[llvm] [MachineCopyPropagation] Recognise and delete no-op moves produced after forwarded uses (PR #129889)
Martin Storsjö via llvm-commits
llvm-commits at lists.llvm.org
Fri Apr 25 06:25:47 PDT 2025
mstorsjo wrote:
Hi Alex!
Sorry to say, but this commit seems to have introduced a miscompilation for aarch64 targets. When compiling Clang for aarch64-w64-mingw32 (possibly any aarch64 Windows, possibly any aarch64 target) from a Clang source version at 378ac572accc6d14ed36136f261951f8607a9169 or later, with a Clang version including this commit, then the resulting Clang binary would crash when compiling - but not always.

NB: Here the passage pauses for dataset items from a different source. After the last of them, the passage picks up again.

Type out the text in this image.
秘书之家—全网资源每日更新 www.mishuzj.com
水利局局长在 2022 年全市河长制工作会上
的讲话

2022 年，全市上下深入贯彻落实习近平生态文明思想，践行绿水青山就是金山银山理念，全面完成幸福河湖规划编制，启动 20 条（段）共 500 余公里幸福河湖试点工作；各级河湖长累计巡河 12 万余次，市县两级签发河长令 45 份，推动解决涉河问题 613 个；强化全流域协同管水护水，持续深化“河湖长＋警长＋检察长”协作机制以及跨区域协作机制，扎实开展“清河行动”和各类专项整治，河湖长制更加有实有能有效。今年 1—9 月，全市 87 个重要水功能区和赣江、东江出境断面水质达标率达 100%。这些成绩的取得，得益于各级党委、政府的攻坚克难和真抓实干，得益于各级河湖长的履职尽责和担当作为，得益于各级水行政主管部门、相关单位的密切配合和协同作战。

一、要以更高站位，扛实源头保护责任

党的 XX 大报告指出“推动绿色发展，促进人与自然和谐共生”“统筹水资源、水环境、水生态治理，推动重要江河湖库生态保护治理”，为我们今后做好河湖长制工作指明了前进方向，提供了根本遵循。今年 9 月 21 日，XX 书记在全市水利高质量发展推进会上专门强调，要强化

(I didn't notice this right away, as I don't have full continuous testing of Clang running on Windows on ARM, I only test some cross compiled applications like ffmpeg, in my local nightly testing. But as free github actions runners with Windows on ARM is available now, I should be able to test this continuously; that's how I noticed the issue, when testing out such setups.)
In any case, once pinpointed, the issue looks quite clear. The issue can be reproduced with https://martin.st/temp/DAGCombiner-preproc.cpp.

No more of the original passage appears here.